While cats tend to have fairly low grooming needs overall, your Napoleon cat may require a moderate amount of grooming due to its Persian cat ancestry. Persian cats have long hair that needs to be combed nearly every day. If your Napoleon cat’s coat is on the shorter side, you can cut back to brushing or combing your cat’s fur about once per week.

Health and Conditions 🏥

While there are no specific health conditions that are associated with this crossbreed, you should know that your cat may be more prone to certain problems due to its Munchkin parent. Dwarf breeds such as the Munchkin and the Napoleon cat could be more likely than other cats to have skeletal deformities such as lordosis and pectus excavatum.

Minor Conditions
  • Cataracts
  • Hernias

Male vs Female

Like humans, cats are individuals with individual personalities. While there are some noticeable physical and behavioral differences between male and female animals such as size or sexual behavior, most discussions about differences between the sexes are anecdotal and based on generalizations. This is especially true if your cat is spayed or neutered.

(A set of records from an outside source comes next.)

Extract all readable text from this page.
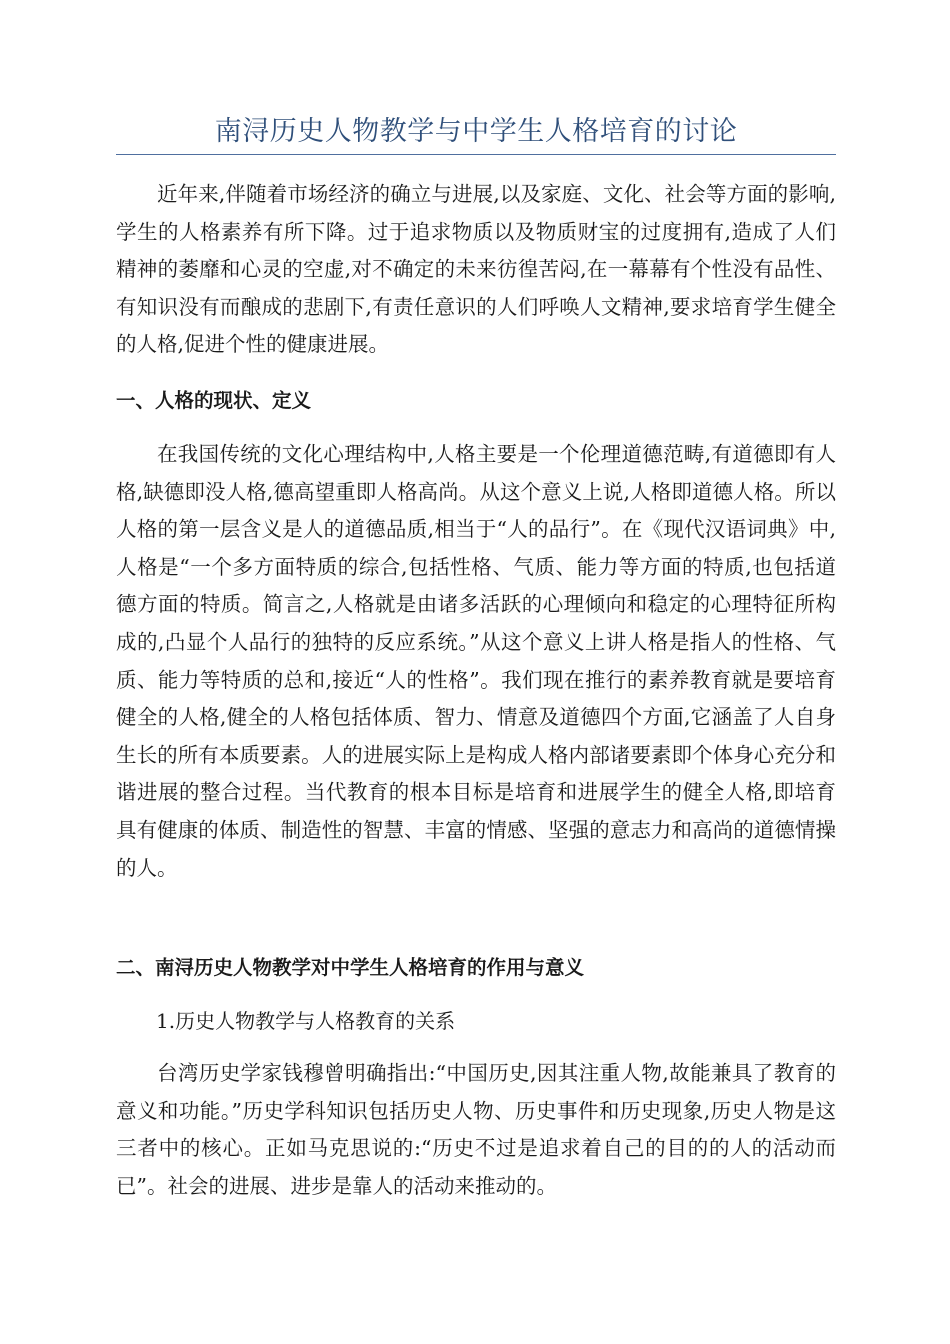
南浔历史人物教学与中学生人格培育的讨论
近年来,伴随着市场经济的确立与进展,以及家庭、文化、社会等方面的影响,学生的人格素养有所下降。过于追求物质以及物质财宝的过度拥有,造成了人们精神的萎靡和心灵的空虚,对不确定的未来彷徨苦闷,在一幕幕有个性没有品性、有知识没有而酿成的悲剧下,有责任意识的人们呼唤人文精神,要求培育学生健全的人格,促进个性的健康进展。
一、人格的现状、定义
在我国传统的文化心理结构中,人格主要是一个伦理道德范畴,有道德即有人格,缺德即没人格,德高望重即人格高尚。从这个意义上说,人格即道德人格。所以人格的第一层含义是人的道德品质,相当于“人的品行”。在《现代汉语词典》中,人格是“一个多方面特质的综合,包括性格、气质、能力等方面的特质,也包括道德方面的特质。简言之,人格就是由诸多活跃的心理倾向和稳定的心理特征所构成的,凸显个人品行的独特的反应系统。”从这个意义上讲人格是指人的性格、气质、能力等特质的总和,接近“人的性格”。我们现在推行的素养教育就是要培育健全的人格,健全的人格包括体质、智力、情意及道德四个方面,它涵盖了人自身生长的所有本质要素。人的进展实际上是构成人格内部诸要素即个体身心充分和谐进展的整合过程。当代教育的根本目标是培育和进展学生的健全人格,即培育具有健康的体质、制造性的智慧、丰富的情感、坚强的意志力和高尚的道德情操的人。
二、南浔历史人物教学对中学生人格培育的作用与意义
1.历史人物教学与人格教育的关系
台湾历史学家钱穆曾明确指出:“中国历史,因其注重人物,故能兼具了教育的意义和功能。”历史学科知识包括历史人物、历史事件和历史现象,历史人物是这三者中的核心。正如马克思说的:“历史不过是追求着自己的目的的人的活动而已”。社会的进展、进步是靠人的活动来推动的。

If possible, spend some time with your kitten or cat before you bring it home to make sure that you are compatible personality-wise.

Final Thoughts

Overall, Napoleon cats are wonderful pets that can easily adapt to many different types of homes. Since they are so small, they are suitable for apartment living as long as you have enough room for a litter box. Because they are relatively low maintenance and do not require much human interaction in order to get the exercise they need, they can be a great companion for seniors who cannot physically take a pet out for a walk or chase a pet around the house. However, you shouldn’t mistake self-sufficiency for independence; these cats need company and won’t appreciate being left alone for long hours. If you have a large dog that likes to chase animals whenever you go out for a walk, you may want to think twice about adopting a Napoleon cat.